I don’t know if my suspicion of being discreetly laughed at was orchestrated by my altered level of consciousness, but even if it wasn’t, I can empathize. Humor is vital in a profession that calls for the regular witnessing and managing of traumatic events. I get it. I don’t feel retrospective embarrassment like I once did. But having acquired this new understanding of the provider’s standpoint, coupled with my experience as the patient, I can say how valuable it is to remember that the patient doesn’t know what you know.

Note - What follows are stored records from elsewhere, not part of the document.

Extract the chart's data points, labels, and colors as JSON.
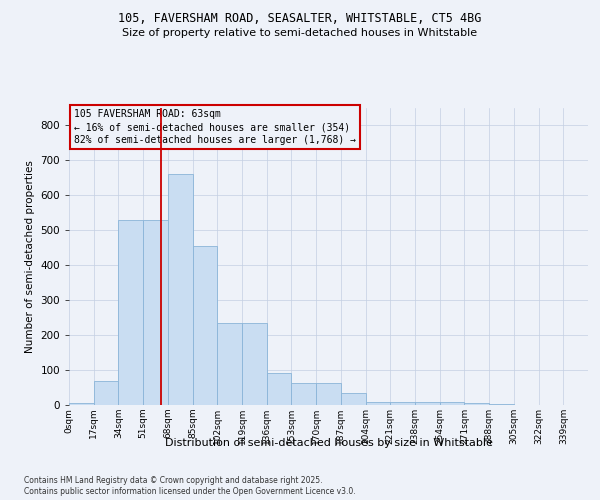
{
  "title_line1": "105, FAVERSHAM ROAD, SEASALTER, WHITSTABLE, CT5 4BG",
  "title_line2": "Size of property relative to semi-detached houses in Whitstable",
  "xlabel": "Distribution of semi-detached houses by size in Whitstable",
  "ylabel": "Number of semi-detached properties",
  "bar_color": "#c9ddf2",
  "bar_edge_color": "#8ab4d8",
  "bin_labels": [
    "0sqm",
    "17sqm",
    "34sqm",
    "51sqm",
    "68sqm",
    "85sqm",
    "102sqm",
    "119sqm",
    "136sqm",
    "153sqm",
    "170sqm",
    "187sqm",
    "204sqm",
    "221sqm",
    "238sqm",
    "254sqm",
    "271sqm",
    "288sqm",
    "305sqm",
    "322sqm",
    "339sqm"
  ],
  "bar_heights": [
    5,
    70,
    530,
    530,
    660,
    455,
    235,
    235,
    92,
    63,
    63,
    35,
    10,
    10,
    10,
    10,
    5,
    3,
    1,
    0,
    0
  ],
  "ylim": [
    0,
    850
  ],
  "yticks": [
    0,
    100,
    200,
    300,
    400,
    500,
    600,
    700,
    800
  ],
  "property_sqm": 63,
  "bin_width": 17,
  "annotation_title": "105 FAVERSHAM ROAD: 63sqm",
  "annotation_line1": "← 16% of semi-detached houses are smaller (354)",
  "annotation_line2": "82% of semi-detached houses are larger (1,768) →",
  "annotation_color": "#cc0000",
  "footnote_line1": "Contains HM Land Registry data © Crown copyright and database right 2025.",
  "footnote_line2": "Contains public sector information licensed under the Open Government Licence v3.0.",
  "background_color": "#eef2f9",
  "grid_color": "#c4cfe3"
}
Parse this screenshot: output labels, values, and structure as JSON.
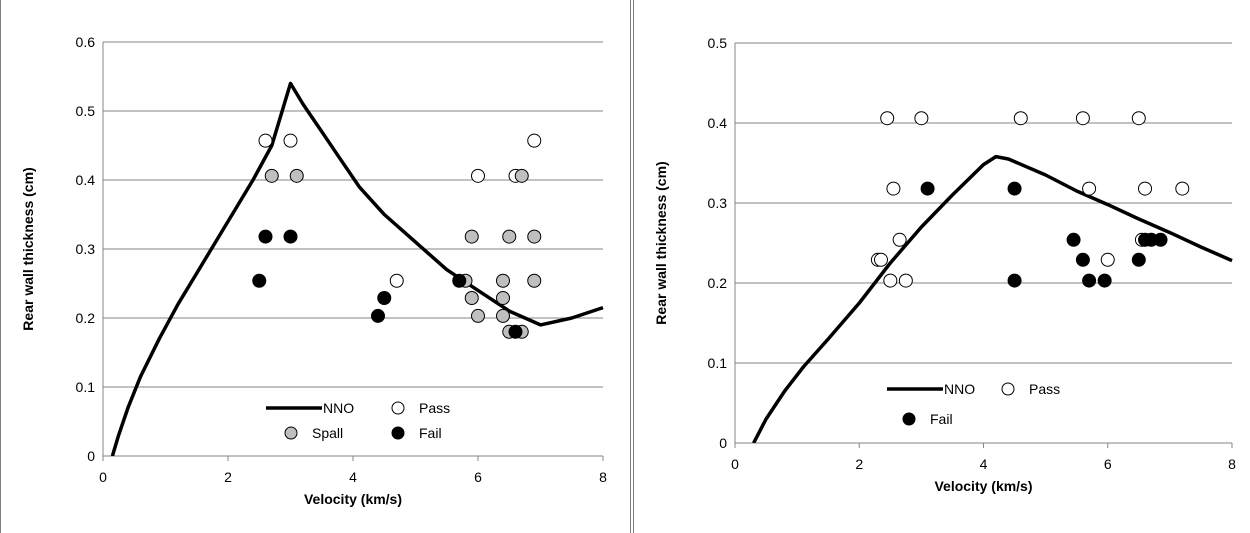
{
  "chart_data": [
    {
      "type": "scatter",
      "xlabel": "Velocity (km/s)",
      "ylabel": "Rear wall thickness (cm)",
      "xlim": [
        0,
        8
      ],
      "ylim": [
        0,
        0.6
      ],
      "xticks": [
        "0",
        "2",
        "4",
        "6",
        "8"
      ],
      "yticks": [
        "0",
        "0.1",
        "0.2",
        "0.3",
        "0.4",
        "0.5",
        "0.6"
      ],
      "grid": "horizontal",
      "legend": "bottom-center",
      "series": [
        {
          "name": "NNO",
          "kind": "line",
          "color": "#000000",
          "points": [
            [
              0.15,
              0
            ],
            [
              0.25,
              0.03
            ],
            [
              0.4,
              0.07
            ],
            [
              0.6,
              0.115
            ],
            [
              0.9,
              0.17
            ],
            [
              1.2,
              0.22
            ],
            [
              1.5,
              0.265
            ],
            [
              1.8,
              0.31
            ],
            [
              2.1,
              0.355
            ],
            [
              2.4,
              0.4
            ],
            [
              2.7,
              0.45
            ],
            [
              3.0,
              0.54
            ],
            [
              3.2,
              0.51
            ],
            [
              3.5,
              0.47
            ],
            [
              3.8,
              0.43
            ],
            [
              4.1,
              0.39
            ],
            [
              4.5,
              0.35
            ],
            [
              5.0,
              0.31
            ],
            [
              5.5,
              0.27
            ],
            [
              6.0,
              0.24
            ],
            [
              6.5,
              0.21
            ],
            [
              7.0,
              0.19
            ],
            [
              7.5,
              0.2
            ],
            [
              8.0,
              0.215
            ]
          ]
        },
        {
          "name": "Pass",
          "kind": "marker",
          "fill": "#ffffff",
          "points": [
            [
              2.6,
              0.457
            ],
            [
              3.0,
              0.457
            ],
            [
              4.7,
              0.254
            ],
            [
              6.0,
              0.406
            ],
            [
              6.6,
              0.406
            ],
            [
              6.9,
              0.457
            ]
          ]
        },
        {
          "name": "Spall",
          "kind": "marker",
          "fill": "#bfbfbf",
          "points": [
            [
              2.7,
              0.406
            ],
            [
              3.1,
              0.406
            ],
            [
              5.8,
              0.254
            ],
            [
              5.9,
              0.318
            ],
            [
              5.9,
              0.229
            ],
            [
              6.0,
              0.203
            ],
            [
              6.4,
              0.254
            ],
            [
              6.4,
              0.229
            ],
            [
              6.4,
              0.203
            ],
            [
              6.5,
              0.318
            ],
            [
              6.5,
              0.18
            ],
            [
              6.7,
              0.406
            ],
            [
              6.7,
              0.18
            ],
            [
              6.9,
              0.318
            ],
            [
              6.9,
              0.254
            ]
          ]
        },
        {
          "name": "Fail",
          "kind": "marker",
          "fill": "#000000",
          "points": [
            [
              2.5,
              0.254
            ],
            [
              2.6,
              0.318
            ],
            [
              3.0,
              0.318
            ],
            [
              4.4,
              0.203
            ],
            [
              4.5,
              0.229
            ],
            [
              5.7,
              0.254
            ],
            [
              6.6,
              0.18
            ]
          ]
        }
      ],
      "legend_order": [
        "NNO",
        "Pass",
        "Spall",
        "Fail"
      ]
    },
    {
      "type": "scatter",
      "xlabel": "Velocity (km/s)",
      "ylabel": "Rear wall thickness (cm)",
      "xlim": [
        0,
        8
      ],
      "ylim": [
        0,
        0.5
      ],
      "xticks": [
        "0",
        "2",
        "4",
        "6",
        "8"
      ],
      "yticks": [
        "0",
        "0.1",
        "0.2",
        "0.3",
        "0.4",
        "0.5"
      ],
      "grid": "horizontal",
      "legend": "bottom-center",
      "series": [
        {
          "name": "NNO",
          "kind": "line",
          "color": "#000000",
          "points": [
            [
              0.3,
              0
            ],
            [
              0.5,
              0.03
            ],
            [
              0.8,
              0.065
            ],
            [
              1.1,
              0.095
            ],
            [
              1.5,
              0.13
            ],
            [
              2.0,
              0.175
            ],
            [
              2.5,
              0.225
            ],
            [
              3.0,
              0.27
            ],
            [
              3.5,
              0.31
            ],
            [
              4.0,
              0.348
            ],
            [
              4.2,
              0.358
            ],
            [
              4.4,
              0.355
            ],
            [
              5.0,
              0.335
            ],
            [
              5.5,
              0.315
            ],
            [
              6.0,
              0.298
            ],
            [
              6.5,
              0.28
            ],
            [
              7.0,
              0.263
            ],
            [
              7.5,
              0.245
            ],
            [
              8.0,
              0.228
            ]
          ]
        },
        {
          "name": "Pass",
          "kind": "marker",
          "fill": "#ffffff",
          "points": [
            [
              2.3,
              0.229
            ],
            [
              2.35,
              0.229
            ],
            [
              2.45,
              0.406
            ],
            [
              2.5,
              0.203
            ],
            [
              2.55,
              0.318
            ],
            [
              2.65,
              0.254
            ],
            [
              2.75,
              0.203
            ],
            [
              3.0,
              0.406
            ],
            [
              4.6,
              0.406
            ],
            [
              5.6,
              0.406
            ],
            [
              5.7,
              0.318
            ],
            [
              6.0,
              0.229
            ],
            [
              6.5,
              0.406
            ],
            [
              6.6,
              0.318
            ],
            [
              6.55,
              0.254
            ],
            [
              7.2,
              0.318
            ]
          ]
        },
        {
          "name": "Fail",
          "kind": "marker",
          "fill": "#000000",
          "points": [
            [
              3.1,
              0.318
            ],
            [
              4.5,
              0.318
            ],
            [
              4.5,
              0.203
            ],
            [
              5.45,
              0.254
            ],
            [
              5.6,
              0.229
            ],
            [
              5.7,
              0.203
            ],
            [
              5.95,
              0.203
            ],
            [
              6.5,
              0.229
            ],
            [
              6.6,
              0.254
            ],
            [
              6.7,
              0.254
            ],
            [
              6.85,
              0.254
            ]
          ]
        }
      ],
      "legend_order": [
        "NNO",
        "Pass",
        "Fail"
      ]
    }
  ]
}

Patients are often uninformed, and providers must keep that in mind to ensure the best experience for their patients. That’s what the profession is about—caring for the sick and injured. Just as situational awareness is key to your safety, active awareness of the patient’s emotional state is key to their comfort. From what I’ve observed so far, the practice of this principle hasn’t fallen short. I’ve seen kindness, compassion, resilience, and a strong sense of humanity exhibited by EMS personnel and firefighters.
If you find yourself in this category, keep doing what you’re doing. It matters. If you’ve found yourself hardened by years of arduous field work that have made patients more like anonymous assignments than human beings, try taking a step back and really put yourself or even your mother or best friend in their position. Does that humanize them again, changing the way you care for them? Do you still have the passion for patient care that brought you into the field in the first place?
This is my thank you letter to the providers who have graciously cared for me and countless others, and a gentle reminder that patients notice and remember more than you might think. Everything you do in your time with them makes a difference, for better or worse. For the times patients couldn’t or didn’t tell you when they wanted to, I’ll tell you now—your kind words, smiles, and empathy go a very long way.